In the past few years, Rodriguez’s emotional fire has been evident. At practices, he will get so wrapped up in five-on-five drills that he sometimes shouts and slams his hands on the floor after a defensive stop.
In practices and in games, Rodriguez is always talking, trying to communicate to help his teammates. He’s sort of like former University of Oklahoma forward Ryan Spangler, Thompson said. When OU reached the NCAA Final Four in 2015-16, Lon Kruger was the head coach and Buddy Hield was the scoring machine.
Henson and Thompson were on the Sooners’ staff, just before they both came to UTSA.
“The guy on that that team that didn’t get the credit he deserved was Ryan Spangler,” Thompson said. “He was our four-five man who kind of anchored our defense. Adrian kind of has that same feel. He’s able to call out actions … you know, to communicate to guys on how to guard ball screens.
“He’s advanced in his basketball IQ … He doesn’t need a ton of reps (with starters), and he picks up things very quickly.”
Born in El Paso to parents who grew up in Mexico, Rodriguez lived in Texas for awhile, moved to Colorado and then moved on to Tulsa when he was in fourth grade. He said he didn’t really follow basketball, let alone play it, until his eighth-grade year.
“And that was only because my brother played on varsity,” he said. “That year, I was horrible.”

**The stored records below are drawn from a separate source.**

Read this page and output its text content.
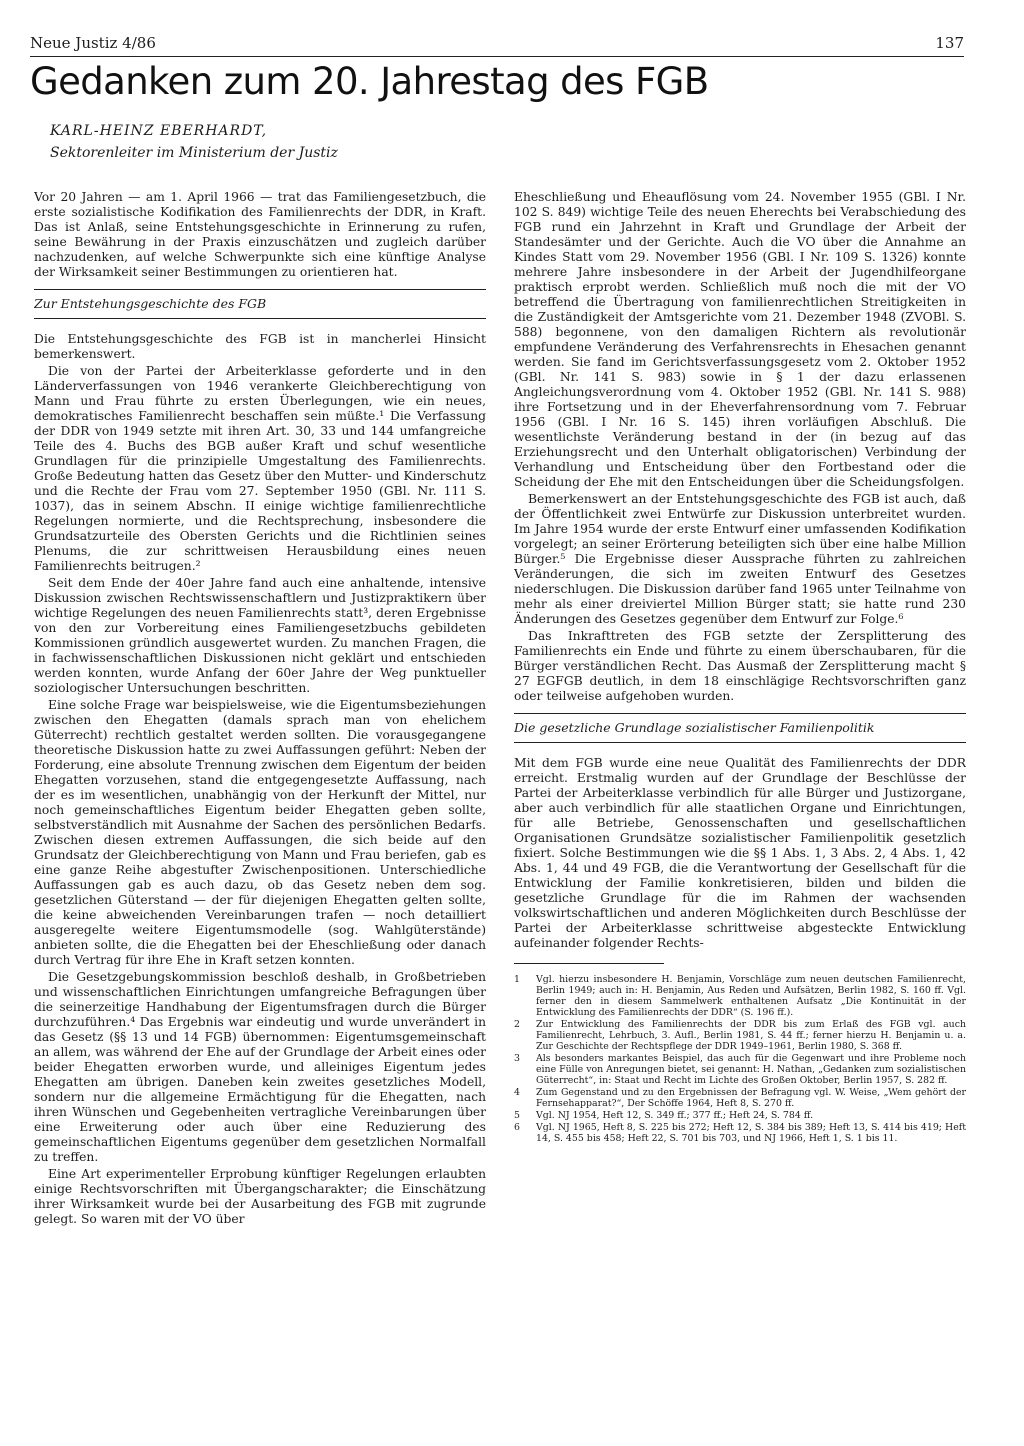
Neue Justiz 4/86	137
Gedanken zum 20. Jahrestag des FGB

KARL-HEINZ EBERHARDT,

Sektorenleiter im Ministerium der Justiz

Vor 20 Jahren — am 1. April 1966 — trat das Familiengesetzbuch, die erste sozialistische Kodifikation des Familienrechts der DDR, in Kraft. Das ist Anlaß, seine Entstehungsgeschichte in Erinnerung zu rufen, seine Bewährung in der Praxis einzuschätzen und zugleich darüber nachzudenken, auf welche Schwerpunkte sich eine künftige Analyse der Wirksamkeit seiner Bestimmungen zu orientieren hat.

Zur Entstehungsgeschichte des FGB

Die Entstehungsgeschichte des FGB ist in mancherlei Hinsicht bemerkenswert.

Die von der Partei der Arbeiterklasse geforderte und in den Länderverfassungen von 1946 verankerte Gleichberechtigung von Mann und Frau führte zu ersten Überlegungen, wie ein neues, demokratisches Familienrecht beschaffen sein müßte.¹ Die Verfassung der DDR von 1949 setzte mit ihren Art. 30, 33 und 144 umfangreiche Teile des 4. Buchs des BGB außer Kraft und schuf wesentliche Grundlagen für die prinzipielle Umgestaltung des Familienrechts. Große Bedeutung hatten das Gesetz über den Mutter- und Kinderschutz und die Rechte der Frau vom 27. September 1950 (GBl. Nr. 111 S. 1037), das in seinem Abschn. II einige wichtige familienrechtliche Regelungen normierte, und die Rechtsprechung, insbesondere die Grundsatzurteile des Obersten Gerichts und die Richtlinien seines Plenums, die zur schrittweisen Herausbildung eines neuen Familienrechts beitrugen.²

Seit dem Ende der 40er Jahre fand auch eine anhaltende, intensive Diskussion zwischen Rechtswissenschaftlern und Justizpraktikern über wichtige Regelungen des neuen Familienrechts statt³, deren Ergebnisse von den zur Vorbereitung eines Familiengesetzbuchs gebildeten Kommissionen gründlich ausgewertet wurden. Zu manchen Fragen, die in fachwissenschaftlichen Diskussionen nicht geklärt und entschieden werden konnten, wurde Anfang der 60er Jahre der Weg punktueller soziologischer Untersuchungen beschritten.

Eine solche Frage war beispielsweise, wie die Eigentumsbeziehungen zwischen den Ehegatten (damals sprach man von ehelichem Güterrecht) rechtlich gestaltet werden sollten. Die vorausgegangene theoretische Diskussion hatte zu zwei Auffassungen geführt: Neben der Forderung, eine absolute Trennung zwischen dem Eigentum der beiden Ehegatten vorzusehen, stand die entgegengesetzte Auffassung, nach der es im wesentlichen, unabhängig von der Herkunft der Mittel, nur noch gemeinschaftliches Eigentum beider Ehegatten geben sollte, selbstverständlich mit Ausnahme der Sachen des persönlichen Bedarfs. Zwischen diesen extremen Auffassungen, die sich beide auf den Grundsatz der Gleichberechtigung von Mann und Frau beriefen, gab es eine ganze Reihe abgestufter Zwischenpositionen. Unterschiedliche Auffassungen gab es auch dazu, ob das Gesetz neben dem sog. gesetzlichen Güterstand — der für diejenigen Ehegatten gelten sollte, die keine abweichenden Vereinbarungen trafen — noch detailliert ausgeregelte weitere Eigentumsmodelle (sog. Wahlgüterstände) anbieten sollte, die die Ehegatten bei der Eheschließung oder danach durch Vertrag für ihre Ehe in Kraft setzen konnten.

Die Gesetzgebungskommission beschloß deshalb, in Großbetrieben und wissenschaftlichen Einrichtungen umfangreiche Befragungen über die seinerzeitige Handhabung der Eigentumsfragen durch die Bürger durchzuführen.⁴ Das Ergebnis war eindeutig und wurde unverändert in das Gesetz (§§ 13 und 14 FGB) übernommen: Eigentumsgemeinschaft an allem, was während der Ehe auf der Grundlage der Arbeit eines oder beider Ehegatten erworben wurde, und alleiniges Eigentum jedes Ehegatten am übrigen. Daneben kein zweites gesetzliches Modell, sondern nur die allgemeine Ermächtigung für die Ehegatten, nach ihren Wünschen und Gegebenheiten vertragliche Vereinbarungen über eine Erweiterung oder auch über eine Reduzierung des gemeinschaftlichen Eigentums gegenüber dem gesetzlichen Normalfall zu treffen.

Eine Art experimenteller Erprobung künftiger Regelungen erlaubten einige Rechtsvorschriften mit Übergangscharakter; die Einschätzung ihrer Wirksamkeit wurde bei der Ausarbeitung des FGB mit zugrunde gelegt. So waren mit der VO über

Eheschließung und Eheauflösung vom 24. November 1955 (GBl. I Nr. 102 S. 849) wichtige Teile des neuen Eherechts bei Verabschiedung des FGB rund ein Jahrzehnt in Kraft und Grundlage der Arbeit der Standesämter und der Gerichte. Auch die VO über die Annahme an Kindes Statt vom 29. November 1956 (GBl. I Nr. 109 S. 1326) konnte mehrere Jahre insbesondere in der Arbeit der Jugendhilfeorgane praktisch erprobt werden. Schließlich muß noch die mit der VO betreffend die Übertragung von familienrechtlichen Streitigkeiten in die Zuständigkeit der Amtsgerichte vom 21. Dezember 1948 (ZVOBl. S. 588) begonnene, von den damaligen Richtern als revolutionär empfundene Veränderung des Verfahrensrechts in Ehesachen genannt werden. Sie fand im Gerichtsverfassungsgesetz vom 2. Oktober 1952 (GBl. Nr. 141 S. 983) sowie in § 1 der dazu erlassenen Angleichungsverordnung vom 4. Oktober 1952 (GBl. Nr. 141 S. 988) ihre Fortsetzung und in der Eheverfahrensordnung vom 7. Februar 1956 (GBl. I Nr. 16 S. 145) ihren vorläufigen Abschluß. Die wesentlichste Veränderung bestand in der (in bezug auf das Erziehungsrecht und den Unterhalt obligatorischen) Verbindung der Verhandlung und Entscheidung über den Fortbestand oder die Scheidung der Ehe mit den Entscheidungen über die Scheidungsfolgen.

Bemerkenswert an der Entstehungsgeschichte des FGB ist auch, daß der Öffentlichkeit zwei Entwürfe zur Diskussion unterbreitet wurden. Im Jahre 1954 wurde der erste Entwurf einer umfassenden Kodifikation vorgelegt; an seiner Erörterung beteiligten sich über eine halbe Million Bürger.⁵ Die Ergebnisse dieser Aussprache führten zu zahlreichen Veränderungen, die sich im zweiten Entwurf des Gesetzes niederschlugen. Die Diskussion darüber fand 1965 unter Teilnahme von mehr als einer dreiviertel Million Bürger statt; sie hatte rund 230 Änderungen des Gesetzes gegenüber dem Entwurf zur Folge.⁶

Das Inkrafttreten des FGB setzte der Zersplitterung des Familienrechts ein Ende und führte zu einem überschaubaren, für die Bürger verständlichen Recht. Das Ausmaß der Zersplitterung macht § 27 EGFGB deutlich, in dem 18 einschlägige Rechtsvorschriften ganz oder teilweise aufgehoben wurden.

Die gesetzliche Grundlage sozialistischer Familienpolitik

Mit dem FGB wurde eine neue Qualität des Familienrechts der DDR erreicht. Erstmalig wurden auf der Grundlage der Beschlüsse der Partei der Arbeiterklasse verbindlich für alle Bürger und Justizorgane, aber auch verbindlich für alle staatlichen Organe und Einrichtungen, für alle Betriebe, Genossenschaften und gesellschaftlichen Organisationen Grundsätze sozialistischer Familienpolitik gesetzlich fixiert. Solche Bestimmungen wie die §§ 1 Abs. 1, 3 Abs. 2, 4 Abs. 1, 42 Abs. 1, 44 und 49 FGB, die die Verantwortung der Gesellschaft für die Entwicklung der Familie konkretisieren, bilden und bilden die gesetzliche Grundlage für die im Rahmen der wachsenden volkswirtschaftlichen und anderen Möglichkeiten durch Beschlüsse der Partei der Arbeiterklasse schrittweise abgesteckte Entwicklung aufeinander folgender Rechts-

1	Vgl. hierzu insbesondere H. Benjamin, Vorschläge zum neuen deutschen Familienrecht, Berlin 1949; auch in: H. Benjamin, Aus Reden und Aufsätzen, Berlin 1982, S. 160 ff. Vgl. ferner den in diesem Sammelwerk enthaltenen Aufsatz „Die Kontinuität in der Entwicklung des Familienrechts der DDR“ (S. 196 ff.).
2	Zur Entwicklung des Familienrechts der DDR bis zum Erlaß des FGB vgl. auch Familienrecht, Lehrbuch, 3. Aufl., Berlin 1981, S. 44 ff.; ferner hierzu H. Benjamin u. a. Zur Geschichte der Rechtspflege der DDR 1949–1961, Berlin 1980, S. 368 ff.
3	Als besonders markantes Beispiel, das auch für die Gegenwart und ihre Probleme noch eine Fülle von Anregungen bietet, sei genannt: H. Nathan, „Gedanken zum sozialistischen Güterrecht“, in: Staat und Recht im Lichte des Großen Oktober, Berlin 1957, S. 282 ff.
4	Zum Gegenstand und zu den Ergebnissen der Befragung vgl. W. Weise, „Wem gehört der Fernsehapparat?“, Der Schöffe 1964, Heft 8, S. 270 ff.
5	Vgl. NJ 1954, Heft 12, S. 349 ff.; 377 ff.; Heft 24, S. 784 ff.
6	Vgl. NJ 1965, Heft 8, S. 225 bis 272; Heft 12, S. 384 bis 389; Heft 13, S. 414 bis 419; Heft 14, S. 455 bis 458; Heft 22, S. 701 bis 703, und NJ 1966, Heft 1, S. 1 bis 11.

Given his limitations, Rodriguez did start to show some resolve in learning the game. He started to pick the brain of his father, Abel Rodriguez, who once played collegiately in Mexico and for Mexico’s 19-and-under program.
Family roots in Mexico
“My dad used to play, back in his day, and he was always into the little things (in the game),” Adrian Rodriguez said. “Like, setting good screens. Setting screens, rolling and talking. He wasn’t the most skilled guy. But he was always on the floor because he would do everything right. With effort plays, things like that.
“So from the very beginning, everything I learned was (how) to do the little things.”

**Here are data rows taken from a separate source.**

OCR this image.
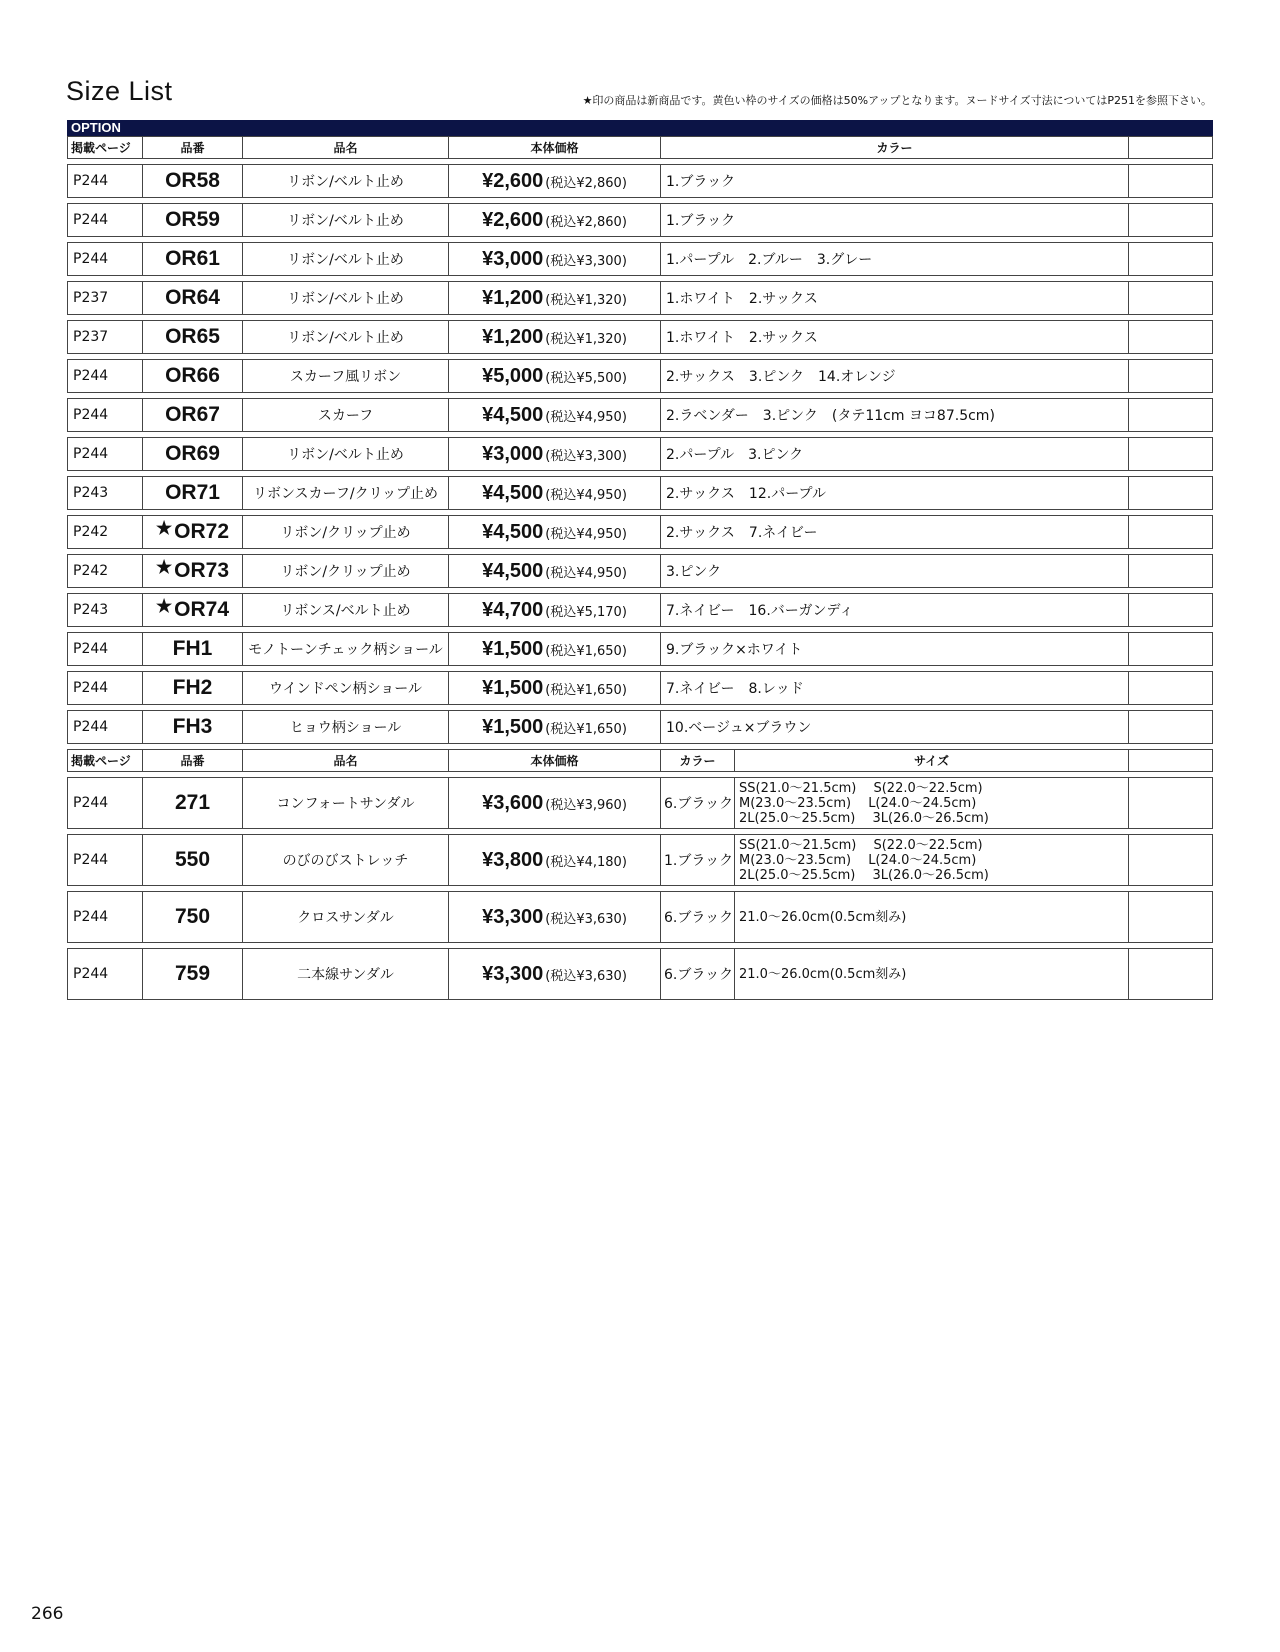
Size List	★印の商品は新商品です。黄色い枠のサイズの価格は50%アップとなります。ヌードサイズ寸法についてはP251を参照下さい。
OPTION
掲載ページ	品番	品名	本体価格	カラー
P244	OR58	リボン/ベルト止め	¥2,600 (税込¥2,860)	1.ブラック
P244	OR59	リボン/ベルト止め	¥2,600 (税込¥2,860)	1.ブラック
P244	OR61	リボン/ベルト止め	¥3,000 (税込¥3,300)	1.パープル　2.ブルー　3.グレー
P237	OR64	リボン/ベルト止め	¥1,200 (税込¥1,320)	1.ホワイト　2.サックス
P237	OR65	リボン/ベルト止め	¥1,200 (税込¥1,320)	1.ホワイト　2.サックス
P244	OR66	スカーフ風リボン	¥5,000 (税込¥5,500)	2.サックス　3.ピンク　14.オレンジ
P244	OR67	スカーフ	¥4,500 (税込¥4,950)	2.ラベンダー　3.ピンク　(タテ11cm ヨコ87.5cm)
P244	OR69	リボン/ベルト止め	¥3,000 (税込¥3,300)	2.パープル　3.ピンク
P243	OR71	リボンスカーフ/クリップ止め	¥4,500 (税込¥4,950)	2.サックス　12.パープル
P242	★ OR72	リボン/クリップ止め	¥4,500 (税込¥4,950)	2.サックス　7.ネイビー
P242	★ OR73	リボン/クリップ止め	¥4,500 (税込¥4,950)	3.ピンク
P243	★ OR74	リボンス/ベルト止め	¥4,700 (税込¥5,170)	7.ネイビー　16.バーガンディ
P244	FH1	モノトーンチェック柄ショール ¥1,500 (税込¥1,650)	9.ブラック×ホワイト
P244	FH2	ウインドペン柄ショール	¥1,500 (税込¥1,650)	7.ネイビー　8.レッド
P244	FH3	ヒョウ柄ショール	¥1,500 (税込¥1,650)	10.ベージュ×ブラウン
掲載ページ	品番	品名	本体価格	カラー	サイズ
P244	271	コンフォートサンダル	¥3,600 (税込¥3,960)	6.ブラック
SS(21.0〜21.5cm)　 S(22.0〜22.5cm)
M(23.0〜23.5cm)　 L(24.0〜24.5cm)
2L(25.0〜25.5cm)　 3L(26.0〜26.5cm)
P244	550	のびのびストレッチ	¥3,800 (税込¥4,180)	1.ブラック
SS(21.0〜21.5cm)　 S(22.0〜22.5cm)
M(23.0〜23.5cm)　 L(24.0〜24.5cm)
2L(25.0〜25.5cm)　 3L(26.0〜26.5cm)
P244	750	クロスサンダル	¥3,300 (税込¥3,630)	6.ブラック 21.0〜26.0cm(0.5cm刻み)
P244	759	二本線サンダル	¥3,300 (税込¥3,630)	6.ブラック 21.0〜26.0cm(0.5cm刻み)
266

Pretty soon, the little things turned into big things.
Under coach Rudy Garcia, Rodriguez played on a high school team at Tulsa Union that won state when he was a freshman and then added regional titles every other year. As a senior, he was all-state while averaging 14.1 points, 8.4 rebounds, 2.3 assists and 1.6 blocks.
Now at UTSA, he’s getting ready to embark on his fourth season with the Roadrunners, all while making strides toward a degree in mechanical engineering. He’s got a 3.0 grade-point average and seems to be well on his way.

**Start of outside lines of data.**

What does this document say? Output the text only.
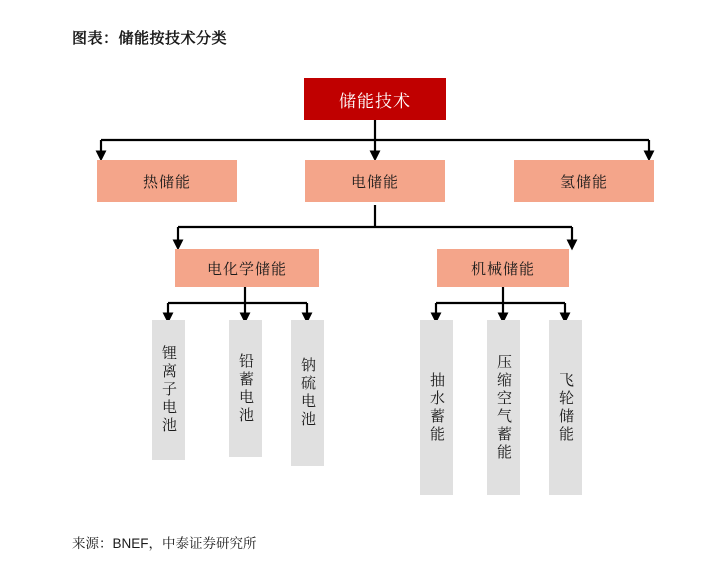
图表：储能按技术分类
储能技术
热储能	电储能	氢储能
电化学储能	机械储能
锂离子电池	铅蓄电池	钠硫电池	抽水蓄能	压缩空气蓄能	飞轮储能
来源：BNEF，中泰证券研究所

Sometimes, he wonders how it all happened.
‘How did I get here?’
“I have a little saying, like, ‘How did I get here?’ ” he said. “It’s all crazy. Until my junior year (in high school) I didn’t even think I was going to be able to play (in college). From that mindset to where I am now, it’s crazy.”
In his injury-scarred first season at UTSA, the Roadrunners won 20 games. In his second year, they won 17. Both seasons, UTSA finished 11-7 in Conference USA, competing with and beating some of the best teams in the league. Last year, the Roadrunners suffered a fall, with the team finishing 13-19 overall and 7-11.
Despite the pandemic, preseason workouts in the past few months have been productive, Rodriguez said, and an attitude adjustment may hold the key to it all.
“I think we look really good right now,” he said. “The chemistry is there. It seems like everybody is setting their egos aside and really playing for one thing, and that’s to win. Last year we had a chance to be really good and it didn’t go our way. I think this year, we’re taking the right steps to get where we need to be.”
In terms of his own situation, Rodriguez said it’s encouraging to hear that the head coach has noticed how hard he has worked personally to make it happen.
“It re-assures me that what I’ve done is the right thing,” he said. “I believe everything (in offseason conditioning) that I’ve been doing is not to benefit me — but to help the team. So if he sees that improvement, then, to me, it means we’re (on track) to win. And so, that’s the best part, for me.”